The Transferor will furnish to the Representative conformed copies of
such opinions, certificates, letters and documents as the Representative
reasonably requests.
7. Indemnification.
---------------
(a) The Transferor will indemnify and hold harmless each Underwriter
and each person, if any, who controls any Underwriter within the meaning of
the Act or the Exchange Act and the respective officers, directors and
employees of each such person, against any losses, claims, damages or
liabilities, joint or several, to which such Underwriter or such
controlling person may become subject, under the Act, the Exchange Act or
otherwise, insofar as such losses, claims, damages or liabilities (or
actions in respect thereof) arise out of or are based upon any untrue
statement or alleged untrue statement of any material fact contained in the
Registration Statement, the Prospectus or any amendment or supplement
thereto, or arise out of or are based upon the omission or alleged omission
to state therein a material fact required to be stated therein or necessary
to make the statements therein not misleading; and will reimburse each
Underwriter and each such officer, director, employee or controlling person
for any legal or other expenses reasonably incurred by such Underwriter and
each such officer, director, employee or controlling person in connection
with investigating or defending any such loss, claim, damage, liability
-23-
or action, subject to the following proviso, as such expenses are incurred;
provided, however, that (i) the Transferor will not be liable in any such
-----------------
case to the extent that any such loss, claim, damage or liability arises
out of or is based upon any such untrue statement or alleged untrue
statement in or omission or alleged omission made in any such documents in
reliance upon and in conformity with written information furnished to the
Transferor by an Underwriter specifically for use therein and (ii) such
indemnity with respect to any untrue statement or alleged untrue statement
or omission or alleged omission in the Preliminary Prospectus shall not
inure to the benefit of any Underwriter (or any person controlling such
Underwriter) from whom the person asserting any such loss, claim, damage or
liability purchased the Certificates which are the subject thereof, if such
person was not given or sent a copy of the Prospectus including the
Prospectus Supplement excluding documents incorporated therein by
reference, at or prior to the confirmation of the sale of such Certificates
to such person in any case where such delivery is required by the Act and
the untrue statement or alleged untrue statement or omission or alleged
omission of a material fact contained in the Preliminary Prospectus and
forming the basis for the related cause of action was corrected in the
Prospectus or the Prospectus Supplement. This indemnity agreement will be
in addition to any liability which the Transferor may otherwise have.

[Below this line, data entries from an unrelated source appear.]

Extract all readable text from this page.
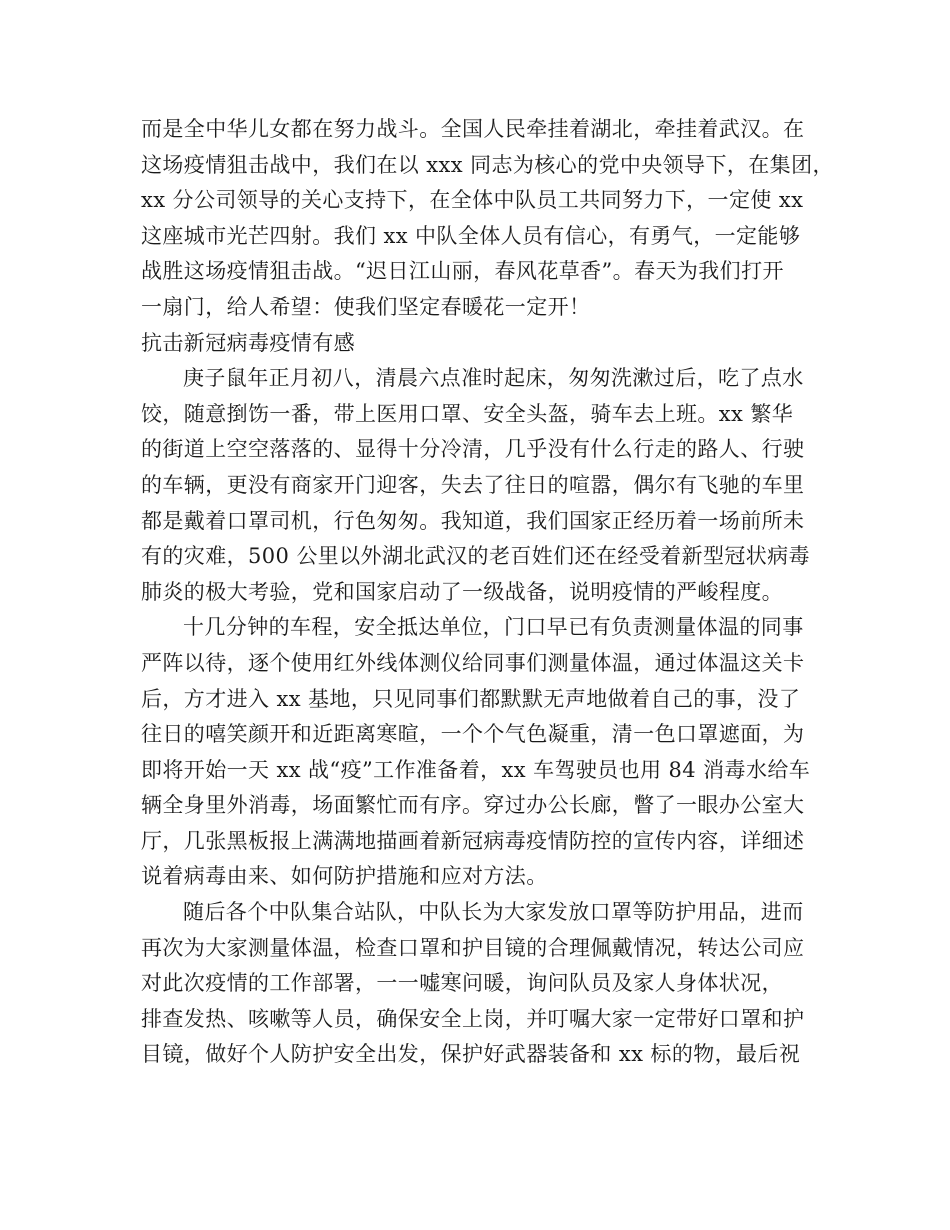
而是全中华儿女都在努力战斗。全国人民牵挂着湖北，牵挂着武汉。在
这场疫情狙击战中，我们在以 xxx 同志为核心的党中央领导下，在集团，
xx 分公司领导的关心支持下，在全体中队员工共同努力下，一定使 xx
这座城市光芒四射。我们 xx 中队全体人员有信心，有勇气，一定能够
战胜这场疫情狙击战。“迟日江山丽，春风花草香”。春天为我们打开
一扇门，给人希望：使我们坚定春暖花一定开！
抗击新冠病毒疫情有感
庚子鼠年正月初八，清晨六点准时起床，匆匆洗漱过后，吃了点水
饺，随意捯饬一番，带上医用口罩、安全头盔，骑车去上班。xx 繁华
的街道上空空落落的、显得十分冷清，几乎没有什么行走的路人、行驶
的车辆，更没有商家开门迎客，失去了往日的喧嚣，偶尔有飞驰的车里
都是戴着口罩司机，行色匆匆。我知道，我们国家正经历着一场前所未
有的灾难，500 公里以外湖北武汉的老百姓们还在经受着新型冠状病毒
肺炎的极大考验，党和国家启动了一级战备，说明疫情的严峻程度。
十几分钟的车程，安全抵达单位，门口早已有负责测量体温的同事
严阵以待，逐个使用红外线体测仪给同事们测量体温，通过体温这关卡
后，方才进入 xx 基地，只见同事们都默默无声地做着自己的事，没了
往日的嘻笑颜开和近距离寒暄，一个个气色凝重，清一色口罩遮面，为
即将开始一天 xx 战“疫”工作准备着，xx 车驾驶员也用 84 消毒水给车
辆全身里外消毒，场面繁忙而有序。穿过办公长廊，瞥了一眼办公室大
厅，几张黑板报上满满地描画着新冠病毒疫情防控的宣传内容，详细述
说着病毒由来、如何防护措施和应对方法。
随后各个中队集合站队，中队长为大家发放口罩等防护用品，进而
再次为大家测量体温，检查口罩和护目镜的合理佩戴情况，转达公司应
对此次疫情的工作部署，一一嘘寒问暖，询问队员及家人身体状况，
排查发热、咳嗽等人员，确保安全上岗，并叮嘱大家一定带好口罩和护
目镜，做好个人防护安全出发，保护好武器装备和 xx 标的物，最后祝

(b) Each Underwriter severally, and not jointly, will indemnify and
hold harmless the Transferor, each of its directors, each of its officers
who have signed the Registration Statement and each person, if any, who
controls the Transferor within the meaning of the Act or the Exchange Act
and the respective officers, directors and employees of each such person
against any losses, claims, damages or liabilities to which the Transferor
or any such director, officer or controlling person may become subject,
under the Act, the Exchange Act or otherwise, insofar as such losses,
claims, damages or liabilities (or actions in respect thereof) arise out of
or are based upon any untrue statement or alleged untrue statement of any
material fact contained in the Registration Statement, the Prospectus, or
any amendment or supplement thereto, or arise out of or are based upon the
omission or alleged omission to state therein a material fact required to
be stated therein or necessary to make the statements therein not
misleading, in each case to the extent, but only to the extent, that such
untrue statement or alleged untrue statement or omission or alleged
omission was made in reliance upon and in conformity with written
information furnished to the Transferor by such Underwriter specifically
for use therein, and will reimburse any legal or other expenses reasonably
incurred by the Transferor or any such director, officer or controlling
person in connection with investigating or defending any such loss, claim,
damage, liability or action as such expenses are
-24-
incurred. This indemnity agreement will be in addition to any liability
that such Underwriter may otherwise have.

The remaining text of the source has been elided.